“The whole world was seen as the divine activity welling up from the mysterious being of Brahman, which was the inner meaning of all existence. The Upanishads encouraged people to cultivate a sense of Brahman in all things. It was a process of revelation in the literal meaning of the word: it was an unveiling of the hidden ground of all being. Everything that happens became a manifestation of Brahman: true insight lay in the perception of the unity behind the different phenomena.”
‘A History of God: The 4000-Year Quest of Judaism, Christianity, and Islam’ by Karen Armstrong
In other words – Brahman = the laws of physics, atoms, whatever you want to call the underlying fabric of the cosmos.
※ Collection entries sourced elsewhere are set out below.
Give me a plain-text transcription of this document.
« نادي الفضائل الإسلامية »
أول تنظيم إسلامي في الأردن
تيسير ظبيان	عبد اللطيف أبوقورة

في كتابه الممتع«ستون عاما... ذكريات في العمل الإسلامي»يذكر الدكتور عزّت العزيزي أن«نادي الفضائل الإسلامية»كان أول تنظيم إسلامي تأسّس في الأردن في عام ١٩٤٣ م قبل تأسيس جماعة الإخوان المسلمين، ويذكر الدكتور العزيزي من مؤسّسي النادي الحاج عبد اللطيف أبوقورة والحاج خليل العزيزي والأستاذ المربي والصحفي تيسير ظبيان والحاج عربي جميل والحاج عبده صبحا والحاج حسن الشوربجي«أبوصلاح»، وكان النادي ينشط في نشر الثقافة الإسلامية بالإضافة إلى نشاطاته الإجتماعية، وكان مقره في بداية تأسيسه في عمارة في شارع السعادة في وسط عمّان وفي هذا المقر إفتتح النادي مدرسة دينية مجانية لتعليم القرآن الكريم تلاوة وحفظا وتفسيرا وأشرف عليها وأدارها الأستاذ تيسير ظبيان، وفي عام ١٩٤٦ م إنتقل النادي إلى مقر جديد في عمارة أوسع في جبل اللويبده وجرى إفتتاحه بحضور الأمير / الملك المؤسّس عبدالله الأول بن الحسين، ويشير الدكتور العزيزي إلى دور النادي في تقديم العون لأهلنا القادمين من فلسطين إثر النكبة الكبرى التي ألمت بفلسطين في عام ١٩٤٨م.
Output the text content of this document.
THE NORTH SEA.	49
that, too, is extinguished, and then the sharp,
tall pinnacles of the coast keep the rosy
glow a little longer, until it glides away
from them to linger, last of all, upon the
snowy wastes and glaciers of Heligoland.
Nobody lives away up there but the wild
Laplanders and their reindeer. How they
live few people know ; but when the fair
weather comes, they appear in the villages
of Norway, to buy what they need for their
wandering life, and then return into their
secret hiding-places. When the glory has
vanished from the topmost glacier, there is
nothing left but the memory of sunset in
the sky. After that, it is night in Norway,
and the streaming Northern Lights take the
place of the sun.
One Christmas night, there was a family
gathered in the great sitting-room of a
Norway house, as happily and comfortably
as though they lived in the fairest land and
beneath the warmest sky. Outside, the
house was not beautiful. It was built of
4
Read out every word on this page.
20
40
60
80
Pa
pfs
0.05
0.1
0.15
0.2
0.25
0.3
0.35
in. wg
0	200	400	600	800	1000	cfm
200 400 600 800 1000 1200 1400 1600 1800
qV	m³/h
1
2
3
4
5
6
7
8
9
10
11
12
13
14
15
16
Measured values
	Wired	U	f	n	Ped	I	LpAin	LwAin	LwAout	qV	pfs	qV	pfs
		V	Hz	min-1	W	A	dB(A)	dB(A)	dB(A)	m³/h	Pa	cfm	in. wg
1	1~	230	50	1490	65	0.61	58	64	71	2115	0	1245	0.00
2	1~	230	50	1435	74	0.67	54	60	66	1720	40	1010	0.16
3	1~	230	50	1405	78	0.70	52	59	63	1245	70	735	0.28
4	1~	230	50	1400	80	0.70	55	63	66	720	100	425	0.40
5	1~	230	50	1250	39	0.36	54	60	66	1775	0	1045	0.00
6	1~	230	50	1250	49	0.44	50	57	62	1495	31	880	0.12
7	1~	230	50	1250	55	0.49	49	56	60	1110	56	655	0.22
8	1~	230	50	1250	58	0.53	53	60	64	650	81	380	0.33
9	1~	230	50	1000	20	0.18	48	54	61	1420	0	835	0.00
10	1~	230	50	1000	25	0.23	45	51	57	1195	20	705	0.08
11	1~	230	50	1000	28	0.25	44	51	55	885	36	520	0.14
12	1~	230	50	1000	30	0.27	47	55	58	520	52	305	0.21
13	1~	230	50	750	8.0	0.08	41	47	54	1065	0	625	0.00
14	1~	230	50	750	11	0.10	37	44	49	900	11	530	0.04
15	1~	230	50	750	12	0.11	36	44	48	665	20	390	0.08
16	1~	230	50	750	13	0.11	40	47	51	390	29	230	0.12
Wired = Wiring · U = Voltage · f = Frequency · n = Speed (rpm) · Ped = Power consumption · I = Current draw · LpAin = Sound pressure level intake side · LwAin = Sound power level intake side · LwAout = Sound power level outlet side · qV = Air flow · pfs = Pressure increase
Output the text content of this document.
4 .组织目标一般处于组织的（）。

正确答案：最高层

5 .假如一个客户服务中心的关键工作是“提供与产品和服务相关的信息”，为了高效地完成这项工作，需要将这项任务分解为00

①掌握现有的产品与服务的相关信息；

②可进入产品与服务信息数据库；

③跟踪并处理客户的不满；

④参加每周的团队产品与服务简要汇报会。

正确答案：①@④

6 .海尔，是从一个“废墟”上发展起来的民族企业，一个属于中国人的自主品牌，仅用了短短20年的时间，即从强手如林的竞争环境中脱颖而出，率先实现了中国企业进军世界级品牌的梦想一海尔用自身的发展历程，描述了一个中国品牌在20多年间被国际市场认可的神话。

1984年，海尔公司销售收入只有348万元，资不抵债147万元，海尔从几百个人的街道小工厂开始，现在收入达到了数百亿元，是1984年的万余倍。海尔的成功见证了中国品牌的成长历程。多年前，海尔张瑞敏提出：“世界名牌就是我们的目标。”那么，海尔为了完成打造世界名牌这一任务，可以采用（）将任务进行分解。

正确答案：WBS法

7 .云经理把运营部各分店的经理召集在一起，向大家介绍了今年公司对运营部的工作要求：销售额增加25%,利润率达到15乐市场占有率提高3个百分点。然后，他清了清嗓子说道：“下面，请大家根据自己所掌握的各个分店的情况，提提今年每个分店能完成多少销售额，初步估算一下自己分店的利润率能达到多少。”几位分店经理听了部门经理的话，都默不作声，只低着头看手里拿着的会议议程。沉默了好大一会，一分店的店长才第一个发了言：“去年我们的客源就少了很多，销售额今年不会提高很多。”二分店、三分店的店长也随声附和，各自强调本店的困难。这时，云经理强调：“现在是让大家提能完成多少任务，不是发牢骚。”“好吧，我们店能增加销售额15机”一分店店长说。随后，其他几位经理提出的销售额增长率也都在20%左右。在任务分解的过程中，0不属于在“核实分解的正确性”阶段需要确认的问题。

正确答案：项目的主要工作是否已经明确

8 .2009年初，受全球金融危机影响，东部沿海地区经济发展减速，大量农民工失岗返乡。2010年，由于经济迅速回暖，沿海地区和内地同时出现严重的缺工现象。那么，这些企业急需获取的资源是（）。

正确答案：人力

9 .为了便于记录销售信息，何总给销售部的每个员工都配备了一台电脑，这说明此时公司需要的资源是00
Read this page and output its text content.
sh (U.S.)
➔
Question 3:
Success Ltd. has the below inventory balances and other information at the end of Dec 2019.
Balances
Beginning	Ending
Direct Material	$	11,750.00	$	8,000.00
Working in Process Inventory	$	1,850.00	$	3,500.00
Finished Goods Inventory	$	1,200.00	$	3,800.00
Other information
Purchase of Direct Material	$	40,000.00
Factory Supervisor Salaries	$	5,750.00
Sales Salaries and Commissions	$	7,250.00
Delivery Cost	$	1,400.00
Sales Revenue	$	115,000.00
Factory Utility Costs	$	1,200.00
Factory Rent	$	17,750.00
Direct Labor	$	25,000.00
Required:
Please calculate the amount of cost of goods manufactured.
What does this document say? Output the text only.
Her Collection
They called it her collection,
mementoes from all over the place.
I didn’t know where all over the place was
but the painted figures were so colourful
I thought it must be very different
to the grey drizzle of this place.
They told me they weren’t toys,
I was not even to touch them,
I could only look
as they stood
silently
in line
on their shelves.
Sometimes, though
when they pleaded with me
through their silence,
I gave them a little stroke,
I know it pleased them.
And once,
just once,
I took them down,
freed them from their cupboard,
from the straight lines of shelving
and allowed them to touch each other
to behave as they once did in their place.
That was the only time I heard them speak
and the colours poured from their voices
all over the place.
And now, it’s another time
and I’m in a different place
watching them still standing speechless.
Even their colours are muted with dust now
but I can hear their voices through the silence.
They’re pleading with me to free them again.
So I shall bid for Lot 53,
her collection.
It seems quite clear that the Hebrews and Yahweh (or Elohim, actually) both believed there were multiple gods. Monotheism wasn’t their thing – at least not when Exodus was written.
As Karen Armstrong writes in “A History Of God”:
In the final text of Exodus, edited in the fifth century BCE, God is said to have made a covenant with Moses on Mount Sinai (an event which is supposed to have happened around 1200). There has been a scholarly debate about this: some critics believe that the covenant did not become important in Israel until the seventh century BCE. But whatever its date, the idea of the covenant tells us that the Israelites were not yet monotheists, since it only made sense in a polytheistic setting. The Israelites did not believe that Yahweh, the God of Sinai, was the only God but promised, in their covenant, that they would ignore all the other deities and worship him alone. It is very difficult to find a single monotheistic statement in the whole of the Pentateuch. Even the Ten Commandments delivered on Mount Sinai take the existence of other gods for granted: ‘There shall be no strange gods for you before my face.’